“Hiçbir şey olmasa bile kesin bir şeyler oldu” ifadesi AKP’nin 31 Mart Seçimleri sonrasında halkın kararını tanımama operasyonunun jenerik cümlesiydi. Yalnızca AKP’li yöneticilerin şaşkınlığını değil yenilginin sorumluluğundan kurtulma telaşını da simgeliyordu. 23 Haziran’da iktidar mağlubiyetin daha ağırını yaşadığında bu telaş “devran dönüyor galiba” paniğine dönüşmeye başladı. Bakmayın iktidarın güçlü görünmek adına kırk takla atmasına, o panik havası en tepeden en aşağıya kadar devam ediyor.

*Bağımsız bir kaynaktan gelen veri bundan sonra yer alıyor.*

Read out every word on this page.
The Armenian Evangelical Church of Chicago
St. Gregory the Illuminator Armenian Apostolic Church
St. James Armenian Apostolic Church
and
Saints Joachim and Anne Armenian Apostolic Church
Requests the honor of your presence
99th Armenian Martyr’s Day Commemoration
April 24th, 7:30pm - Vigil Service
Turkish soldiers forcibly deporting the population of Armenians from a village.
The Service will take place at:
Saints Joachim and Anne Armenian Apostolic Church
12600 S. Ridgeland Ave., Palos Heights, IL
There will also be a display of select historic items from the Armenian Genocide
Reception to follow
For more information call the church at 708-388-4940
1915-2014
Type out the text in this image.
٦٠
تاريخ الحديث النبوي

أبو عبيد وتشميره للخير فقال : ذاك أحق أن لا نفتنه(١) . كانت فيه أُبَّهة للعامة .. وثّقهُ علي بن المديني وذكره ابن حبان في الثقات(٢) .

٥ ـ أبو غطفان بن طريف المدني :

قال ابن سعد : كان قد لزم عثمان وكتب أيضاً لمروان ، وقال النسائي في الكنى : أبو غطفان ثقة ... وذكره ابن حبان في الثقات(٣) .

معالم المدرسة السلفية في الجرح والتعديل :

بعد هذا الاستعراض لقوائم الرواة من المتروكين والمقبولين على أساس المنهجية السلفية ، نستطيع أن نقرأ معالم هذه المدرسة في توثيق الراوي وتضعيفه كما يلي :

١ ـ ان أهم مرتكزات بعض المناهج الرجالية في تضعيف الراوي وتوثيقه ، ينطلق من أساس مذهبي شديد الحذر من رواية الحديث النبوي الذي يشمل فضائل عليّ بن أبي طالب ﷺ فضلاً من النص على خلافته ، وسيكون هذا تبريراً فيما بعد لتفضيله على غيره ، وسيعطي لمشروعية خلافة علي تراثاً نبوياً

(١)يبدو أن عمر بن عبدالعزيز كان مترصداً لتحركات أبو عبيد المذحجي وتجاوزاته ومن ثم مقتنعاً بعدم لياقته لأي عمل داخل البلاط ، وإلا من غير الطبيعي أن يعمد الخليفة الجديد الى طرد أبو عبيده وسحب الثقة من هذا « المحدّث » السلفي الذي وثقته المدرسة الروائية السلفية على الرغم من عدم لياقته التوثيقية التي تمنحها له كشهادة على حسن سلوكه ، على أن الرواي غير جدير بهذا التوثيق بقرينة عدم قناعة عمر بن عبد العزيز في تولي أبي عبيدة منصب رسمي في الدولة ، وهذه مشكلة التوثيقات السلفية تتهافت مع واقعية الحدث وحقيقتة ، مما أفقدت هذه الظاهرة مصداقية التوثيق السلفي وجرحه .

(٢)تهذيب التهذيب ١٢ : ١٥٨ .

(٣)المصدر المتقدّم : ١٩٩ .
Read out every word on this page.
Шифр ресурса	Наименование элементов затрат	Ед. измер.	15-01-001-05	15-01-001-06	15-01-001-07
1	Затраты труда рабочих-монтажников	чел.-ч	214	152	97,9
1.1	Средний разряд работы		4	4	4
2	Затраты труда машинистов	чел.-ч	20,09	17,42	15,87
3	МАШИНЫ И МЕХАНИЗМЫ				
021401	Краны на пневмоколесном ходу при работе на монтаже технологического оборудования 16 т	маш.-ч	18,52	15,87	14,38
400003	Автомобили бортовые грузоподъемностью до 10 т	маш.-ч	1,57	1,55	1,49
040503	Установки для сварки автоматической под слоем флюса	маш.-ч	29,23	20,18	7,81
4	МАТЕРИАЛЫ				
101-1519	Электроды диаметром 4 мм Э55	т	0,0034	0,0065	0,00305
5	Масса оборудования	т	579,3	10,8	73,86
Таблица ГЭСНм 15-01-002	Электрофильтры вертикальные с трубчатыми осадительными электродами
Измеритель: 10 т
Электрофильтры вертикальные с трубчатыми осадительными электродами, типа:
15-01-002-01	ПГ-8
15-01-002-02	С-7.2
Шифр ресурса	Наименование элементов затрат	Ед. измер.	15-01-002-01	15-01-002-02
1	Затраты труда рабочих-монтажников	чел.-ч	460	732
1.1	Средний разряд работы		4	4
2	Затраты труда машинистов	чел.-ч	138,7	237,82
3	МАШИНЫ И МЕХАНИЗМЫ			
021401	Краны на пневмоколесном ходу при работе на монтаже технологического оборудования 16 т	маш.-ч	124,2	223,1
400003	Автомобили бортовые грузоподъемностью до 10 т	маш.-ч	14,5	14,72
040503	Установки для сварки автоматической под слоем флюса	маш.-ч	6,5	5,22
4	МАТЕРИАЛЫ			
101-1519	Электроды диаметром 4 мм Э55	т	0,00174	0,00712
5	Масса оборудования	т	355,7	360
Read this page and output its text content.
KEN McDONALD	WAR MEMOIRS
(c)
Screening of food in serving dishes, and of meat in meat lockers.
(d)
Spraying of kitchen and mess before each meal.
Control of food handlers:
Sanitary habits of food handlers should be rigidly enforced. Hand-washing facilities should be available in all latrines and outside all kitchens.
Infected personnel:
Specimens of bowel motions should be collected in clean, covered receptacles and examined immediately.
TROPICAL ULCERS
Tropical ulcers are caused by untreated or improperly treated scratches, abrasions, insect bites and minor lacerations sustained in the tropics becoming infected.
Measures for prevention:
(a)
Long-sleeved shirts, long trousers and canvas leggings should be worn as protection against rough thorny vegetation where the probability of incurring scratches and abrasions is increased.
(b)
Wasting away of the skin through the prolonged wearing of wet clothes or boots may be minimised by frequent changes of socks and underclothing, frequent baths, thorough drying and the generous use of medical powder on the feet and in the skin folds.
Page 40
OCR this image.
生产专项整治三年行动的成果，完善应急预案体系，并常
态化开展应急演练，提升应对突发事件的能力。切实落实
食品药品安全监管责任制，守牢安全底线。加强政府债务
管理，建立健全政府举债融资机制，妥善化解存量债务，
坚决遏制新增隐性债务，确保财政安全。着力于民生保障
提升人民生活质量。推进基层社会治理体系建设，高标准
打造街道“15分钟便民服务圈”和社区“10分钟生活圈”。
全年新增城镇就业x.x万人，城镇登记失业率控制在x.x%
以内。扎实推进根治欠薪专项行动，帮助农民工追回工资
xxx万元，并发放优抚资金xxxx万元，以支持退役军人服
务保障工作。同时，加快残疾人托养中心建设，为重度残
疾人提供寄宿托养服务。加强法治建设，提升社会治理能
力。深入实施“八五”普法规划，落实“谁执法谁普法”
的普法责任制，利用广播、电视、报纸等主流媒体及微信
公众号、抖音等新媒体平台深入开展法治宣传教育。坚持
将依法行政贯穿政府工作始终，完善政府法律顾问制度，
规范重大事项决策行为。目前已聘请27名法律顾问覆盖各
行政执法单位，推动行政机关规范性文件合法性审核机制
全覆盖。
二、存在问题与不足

31 Mart’tan birkaç gün sonra Çamlıca Camii’nde Erdoğan’ın yanına gelip “biz bunlarla nasıl çalışacağız” diye haykıranları hatırlarsınız. Onların bir bölümü sanki belediyeyi “düşman kuvvetleri” zapt edecekmiş gibi bir tutum takınmışlardı. Erdoğan da “Bunlar neye dönmüş biliyor musun, bunlar topal ördek” diyerek tokmak bizim elimizde mesajı vermişti. O günlerde öfkeyle Erdoğan’a yakaranların çoğu 23 Haziran sonrasında yeni durumu kabullenmek zorunda kaldı ancak aynı şeyi Erdoğan için söylemek mümkün değil. ‘İstanbul’u yöneten Türkiye’yi yönetir’ diyen AKP Genel Başkanı, şimdilerde İBB’nin yetkilerini ve kaynaklarını Saray’a transfer ederek İstanbul’u hâlâ kendisinin idare ettiğini kanıtlamak istiyor.

Gar ihalelerindeki “garipliklerden” sonra şimdi de İstanbul Boğazı’nda İBB’ye ait olan yetkilerin CB tarafından atanacak kurula devredilmesi için çalışılıyor. İBB’ye bağlı Boğaziçi İmar Müdürlüğü’nün yetkilerini ortadan kaldıracak yasa taslağı Boğaziçi Başkanlığı adlı kurula yapılaşma izninden yeşil alanlara kadar sınırsız yetkiler tanıyor.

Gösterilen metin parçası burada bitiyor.